Take the letters M A R K E T and with the change of just a single letter you have an anagram of `racket'. Not for a moment, of course, do I suggest that the two concepts are simply interchangeable. However it would be hard to deny, from any point of view, that deregulated financial markets came recently within a whisker of torpedoing the entire global economy. Thomas Frank's brilliant and most entertaining analysis of the matter helps to supply what has been a crying lack, namely articulacy and pizzazz in arguing what so many have felt all along, that much of the world of banking and investment had become a downright racket. More especially, the book is concerned with another grotesque piece of effrontery, by which the perpetrators of the disaster have not only escaped unpunished but are managing to masquerade as some sort of victims and/or champions of the common man. The proponents of this viewpoint can certainly be congratulated on their chutzpah if nothing else. In particular they have deployed brilliant PR and controlled the vocabulary, and while in terms of intellectual grip and argumentative panache Thomas Frank can wipe the floor with the whole wretched gang books still have to struggle against the organised Goebbelsian salvoes that substitute volume and repetition for argument. Galbraith had a wonderful expression `the stridently vocal and pathologically ignorant'. In case even that may be too elitist and taken as further proof of attempts at seizing power by liberals or god knows who, may I humbly offer to the forces of light two simple and familiar expressions to help penetrate the clouds of obfuscation being visited on the victims of these scams. For the financial operations themselves the word is of course `racket': for the way it is being sanitised and served up for approval there is the excellent American phrase `snow job'.

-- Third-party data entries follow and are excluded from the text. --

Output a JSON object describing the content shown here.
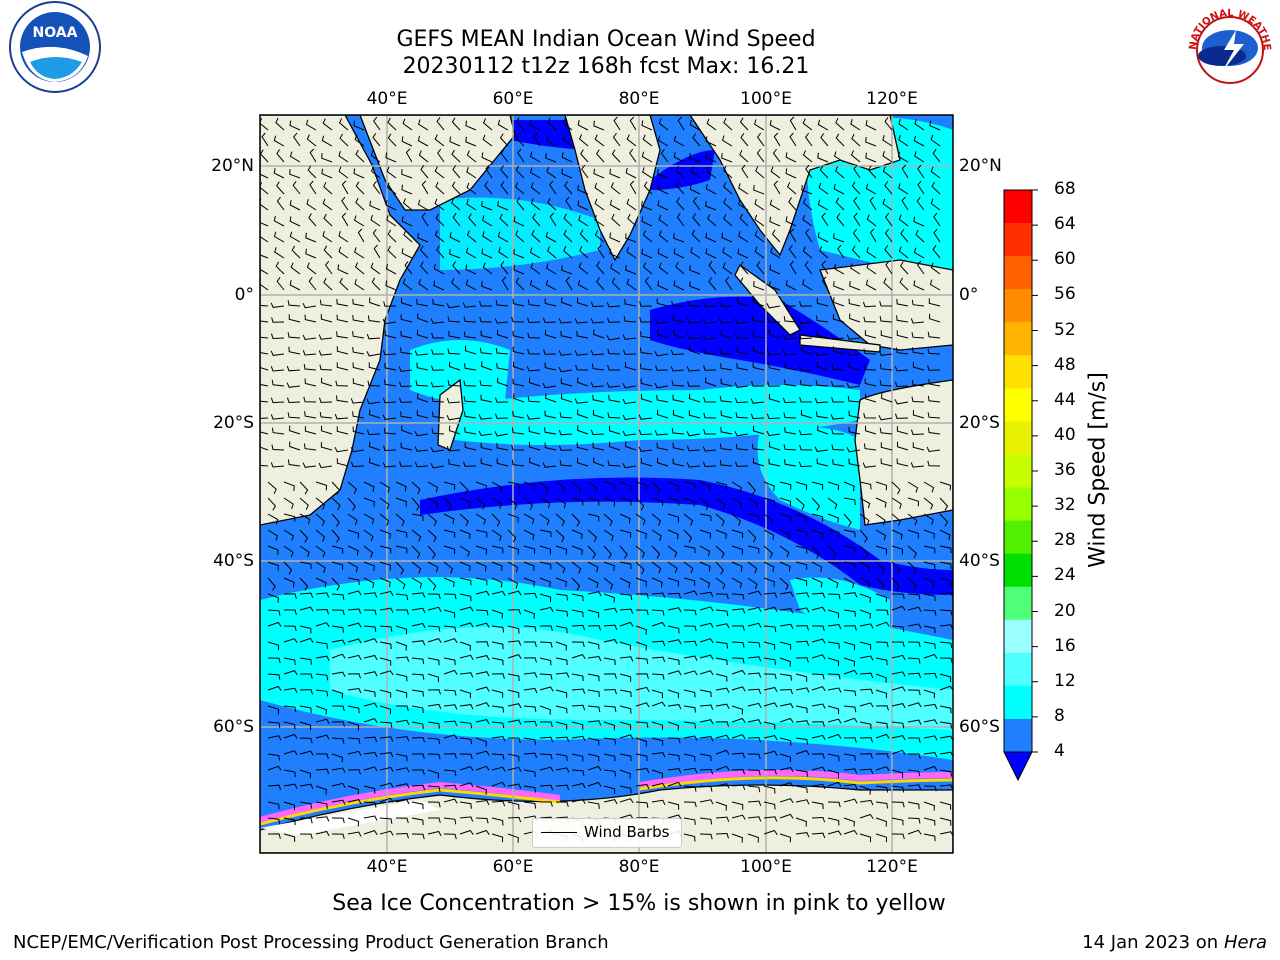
{
  "header": {
    "title_line1": "GEFS MEAN Indian Ocean Wind Speed",
    "title_line2": "20230112 t12z 168h fcst   Max: 16.21"
  },
  "map": {
    "lon_ticks": [
      "40°E",
      "60°E",
      "80°E",
      "100°E",
      "120°E"
    ],
    "lat_ticks_left": [
      "20°N",
      "0°",
      "20°S",
      "40°S",
      "60°S"
    ],
    "lat_ticks_right": [
      "20°N",
      "0°",
      "20°S",
      "40°S",
      "60°S"
    ],
    "land_color": "#efefdf",
    "ocean_color": "#1f7fff",
    "legend_label": "Wind Barbs"
  },
  "colorbar": {
    "label": "Wind Speed [m/s]",
    "ticks": [
      "68",
      "64",
      "60",
      "56",
      "52",
      "48",
      "44",
      "40",
      "36",
      "32",
      "28",
      "24",
      "20",
      "16",
      "12",
      "8",
      "4"
    ],
    "colors": [
      "#ff0000",
      "#ff3000",
      "#ff6000",
      "#ff8c00",
      "#ffb400",
      "#ffe000",
      "#ffff00",
      "#e6f000",
      "#c8ff00",
      "#96ff00",
      "#50f000",
      "#00e000",
      "#50ff78",
      "#9affff",
      "#50ffff",
      "#00ffff",
      "#1f7fff"
    ],
    "under_color": "#0000ff"
  },
  "caption": "Sea Ice Concentration > 15% is shown in pink to yellow",
  "footer": {
    "left": "NCEP/EMC/Verification Post Processing Product Generation Branch",
    "date": "14 Jan 2023 on ",
    "machine": "Hera"
  },
  "logos": {
    "noaa_text": "NOAA",
    "nws_text": "NATIONAL WEATHER SERVICE"
  }
}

Most of the book is devoted to analysing the techniques used in this saga of double-speak and double-think. In fact I got the impression that a lot of it comes down to just one basic technique - whenever the malefactors are accused, however reasonably, of any particular malfeasance the double-think apparatchiks simply reply `No, you'. It is automatic, it is instantaneous, it annuls thought and reason, and it gains force simply by familiarity. Thomas Frank cites example after example. Consistency is not a problem either - if the money moguls and manipulators are attacked by their critics on the liberal side then the liberals are victimising the said moguls (it passes belief, doesn't it?); but without missing a beat the pitch can be modified to present the money-monsters as protecting the small businessman from the big guys.

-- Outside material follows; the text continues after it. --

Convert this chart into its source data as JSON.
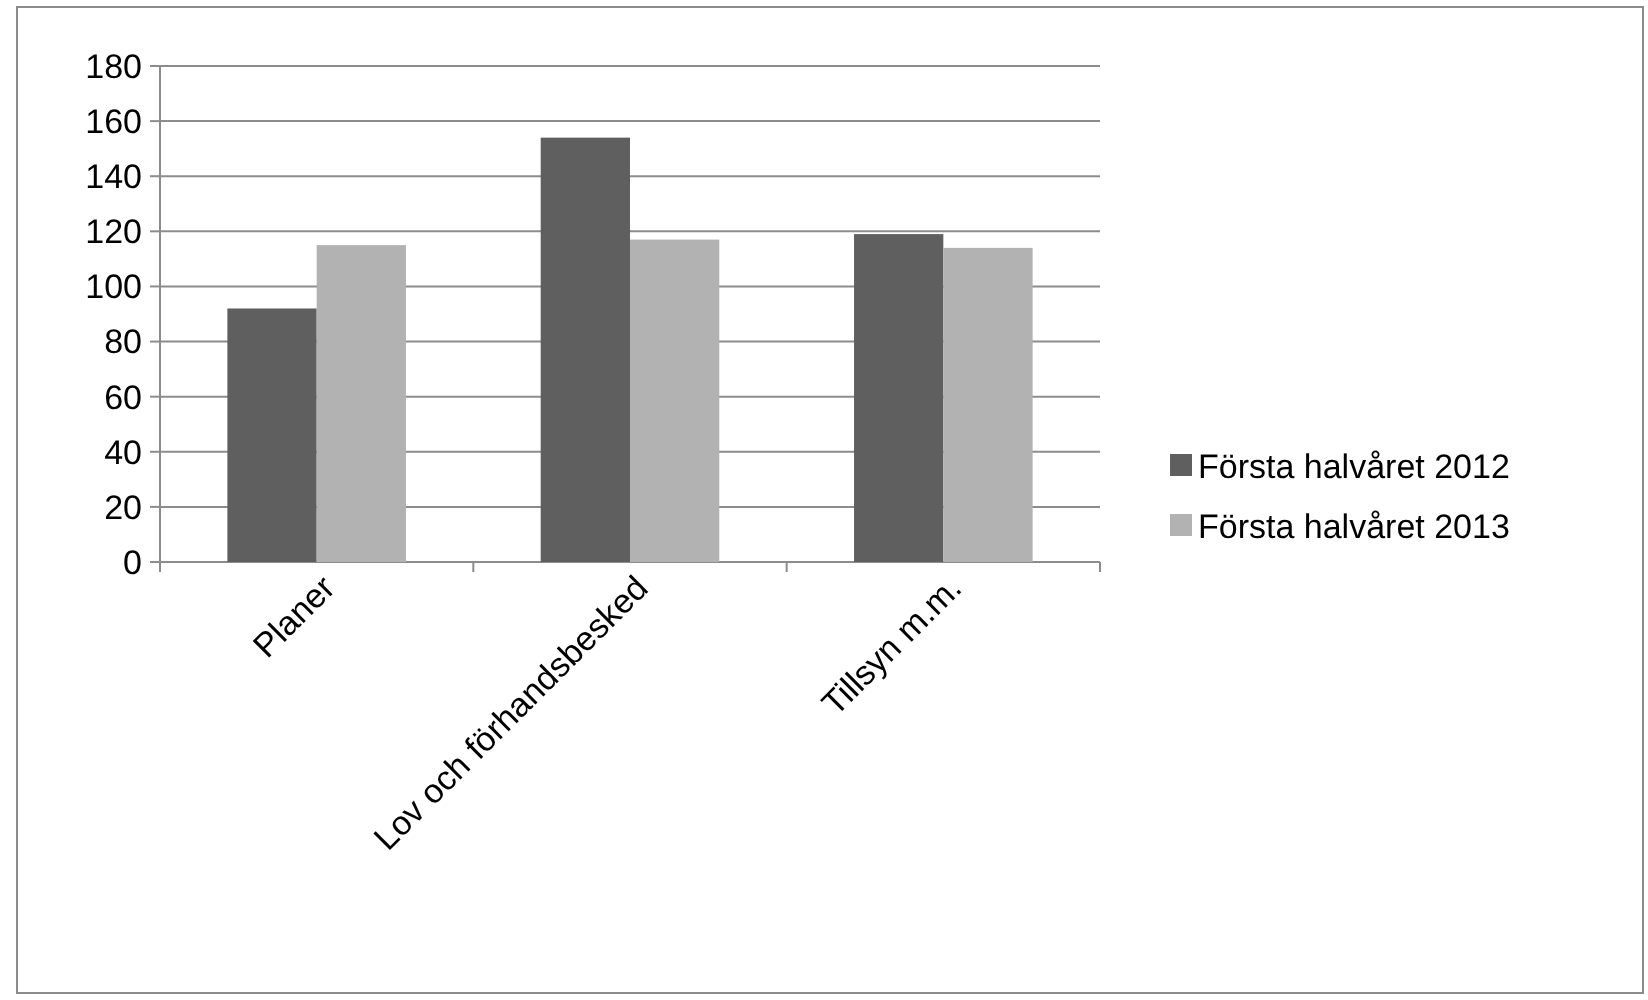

If you think that the supply-side monetarists have had things their way for the last 30 years, it's worth saying that in some right-wing quarters the feeling is strong that their hour has never really come. This is the familiar argument that when a policy looks to be an unmitigated disaster that is because it has not been pursued thoroughly enough, or that it is not really a disaster but a brilliant triumph, or both. Thomas Frank devotes a good deal of energy to dissecting this proposition, but there is another side to it that I suspect he is missing because he is just not old enough to have the background. I am not American myself, but I have been visiting this great republic all my life, and I had made a few of my visits before Thomas Frank was even born. He often cites a certain Glenn Beck whose show I have never seen, and who apparently majors in paranoia about liberals, socialists etc seizing power, `taking over' (whatever that is) and similar claptrap. This stuff is as old as the hills, and attractive though America is in so many ways it has been the home to a large minority of right-wing nutters since I can ever remember. In the 60's we had the John Birch Society, now we have the Tea Party, and there has always been the constant theme of claiming ownership of the constitution, the flag, the bill of rights etc, the same fixation with taxes, and the non-stop invocations of `liberty', which has morphed from its origin in rejection of George III into a near-meaningless adhesive label attached mechanically to anything the right may be doing. Above all, such propaganda, however ludicrous, is kept in people's consciousness by the simple device, now as then, of turning up the volume-level.
Thomas Frank ends with his insight into how this monstrous nonsense has achieved the level of acceptance that it has. Partly it is that it was well prepared and financed, but he does not spare the Democratic party in general or Mr Obama in particular for being desperately ineffectual. Forget Mr Beck's takeovers, seizures of power and whatnot: if any of that is going on it is not coming from the quarter where Mr Beck purports to find it, although we can all join in criticising the government on this issue at least. I do not know just how long the genuine majority who are being manipulated will put up with it, but there does seem to be some kind of reaction at last, and it appears to be global. That leaves me with another thought: do the deregulators and free-marketers really think that trans-national corporations, however deregulated in America (suppose), can operate on any such basis worldwide? I wonder whether it has really sunk in that the world consists of anywhere else besides America.